A story about the ANZAC spirit in our community we wanted to share this year is from the mum of our Community & Sports Manager, Jenny. Her mum, Dawn, has been knitting and crocheting beautiful pieces for our soldiers since she was 10 years old! Back when she was in school, Dawn and her friends would go to their local Armidale Red Cross Office  and knit for the soldiers of World War II. She continued crocheting for other wars throughout the years and carried on her support of our local heroes.

dawn anzac

Dawn began creating her poppies we know and love now specifically from the 95th Anniversary of the Gallipoli landing, perfecting her own unique design over the years. Dawn has even had her incredible creations made into a wreath and laid at the Gallipoli Memorial site for the 100th year Anniversary!


“Red Poppies can glow like bright little lamps on our warm winter coats. And they can whisper, like long-lost voices from the forgotten fields of Flanders.” – Moira Andrew


The poppies Dawn creates are of two distinct colours, each symbolising something different.

Red Poppies

Red Poppies are the more common of the recognised poppy variations. These poppies are the emblem for the fallen soldiers of war and allow us to remember the human sacrifice they made for our freedom.

Purple Poppies

Purple Poppies again represent the remembrance of sacrifice but are specifically recognising the animals of war. Also known as the ‘Animal Poppy’, we use this symbolism to remember the four-legged heroes that served our nation. These include horses, donkeys, dogs, camels, and birds.

jenny with anzac poppies

Dawn is now 93 and still creating these gorgeous red and purple poppies every year for our soldiers. This year she will be donating her poppies to Armidale Legacy, where proceeds from the sales will support their work in caring for the families of fallen or seriously injured veterans.

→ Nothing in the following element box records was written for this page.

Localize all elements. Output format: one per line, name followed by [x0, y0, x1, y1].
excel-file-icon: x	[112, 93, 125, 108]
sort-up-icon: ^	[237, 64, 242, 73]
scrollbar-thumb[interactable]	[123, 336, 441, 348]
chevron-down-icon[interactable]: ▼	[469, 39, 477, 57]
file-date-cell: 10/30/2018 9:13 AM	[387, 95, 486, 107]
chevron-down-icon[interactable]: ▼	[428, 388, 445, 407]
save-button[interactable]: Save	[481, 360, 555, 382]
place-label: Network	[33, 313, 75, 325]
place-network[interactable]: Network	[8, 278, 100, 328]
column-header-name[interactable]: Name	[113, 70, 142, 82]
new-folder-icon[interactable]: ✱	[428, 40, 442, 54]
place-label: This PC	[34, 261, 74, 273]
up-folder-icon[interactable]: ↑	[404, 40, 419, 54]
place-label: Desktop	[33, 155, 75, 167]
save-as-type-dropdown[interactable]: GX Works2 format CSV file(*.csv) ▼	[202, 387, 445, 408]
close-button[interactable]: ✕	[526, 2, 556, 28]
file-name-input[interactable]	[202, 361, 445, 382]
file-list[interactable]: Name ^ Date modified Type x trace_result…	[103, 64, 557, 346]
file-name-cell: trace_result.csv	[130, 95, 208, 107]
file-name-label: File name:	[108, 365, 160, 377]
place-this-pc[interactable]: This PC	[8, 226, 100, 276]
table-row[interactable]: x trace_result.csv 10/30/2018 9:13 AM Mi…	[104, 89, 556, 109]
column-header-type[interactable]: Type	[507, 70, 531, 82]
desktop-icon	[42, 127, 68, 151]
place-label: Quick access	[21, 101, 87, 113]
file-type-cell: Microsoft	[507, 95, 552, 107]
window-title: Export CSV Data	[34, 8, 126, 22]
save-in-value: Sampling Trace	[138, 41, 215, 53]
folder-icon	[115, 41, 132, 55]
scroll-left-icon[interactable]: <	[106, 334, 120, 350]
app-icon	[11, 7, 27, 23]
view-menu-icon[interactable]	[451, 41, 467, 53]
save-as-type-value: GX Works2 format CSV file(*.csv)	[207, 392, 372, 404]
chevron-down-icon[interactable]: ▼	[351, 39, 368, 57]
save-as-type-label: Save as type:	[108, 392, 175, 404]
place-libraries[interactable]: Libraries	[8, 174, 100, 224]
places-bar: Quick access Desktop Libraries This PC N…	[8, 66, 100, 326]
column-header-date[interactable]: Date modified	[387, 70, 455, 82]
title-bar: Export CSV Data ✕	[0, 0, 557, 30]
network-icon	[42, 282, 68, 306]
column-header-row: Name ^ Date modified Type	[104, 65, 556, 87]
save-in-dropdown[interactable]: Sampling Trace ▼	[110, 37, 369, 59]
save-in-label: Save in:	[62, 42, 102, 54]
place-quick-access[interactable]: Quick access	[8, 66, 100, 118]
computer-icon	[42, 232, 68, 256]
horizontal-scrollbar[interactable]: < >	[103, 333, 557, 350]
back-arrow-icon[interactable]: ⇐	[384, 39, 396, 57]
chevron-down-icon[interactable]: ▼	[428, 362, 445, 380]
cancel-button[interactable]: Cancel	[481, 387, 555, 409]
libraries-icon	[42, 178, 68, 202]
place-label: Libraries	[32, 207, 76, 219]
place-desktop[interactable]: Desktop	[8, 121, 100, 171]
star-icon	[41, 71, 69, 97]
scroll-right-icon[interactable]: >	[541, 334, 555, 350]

Alongside her poppy creations, Dawn also writes beautiful poems about the ANZACs and their spirit. Here is one of her pieces;



We gather to remember, 

On this April Day,

Our service personnel, 

Who fought a war,

In a land, so far away,

They landed on a rocky shore,

With gunfire raining down,

There they died a heroes death,

And became from “down under”,

Our very first ANZACs,

Their tenacity and courage,

Earnt them in history’s page,

A special place within our hearts,

Australia has come of age,

We remember, with our ANZACs,

The New Zealand Fighting Core,

Who with Australians over there,

Became famous in folklore,

And since that day, so long ago,

Our services where ‘ere they fought,

Have always been the best there is,

For they have kept alive,

In many a troubled land,

The spirit of those first ANZACs,

Who died in a foreign land.

-Dawn Smith


Just another beautiful local story on the tradition of honouring our ANZAC heroes. Perfectly embodying our vision of making a significant difference in our community! If you want to see some of Dawn’s poppies in-person, our lovely team will be wearing them on ANZAC Day around our club.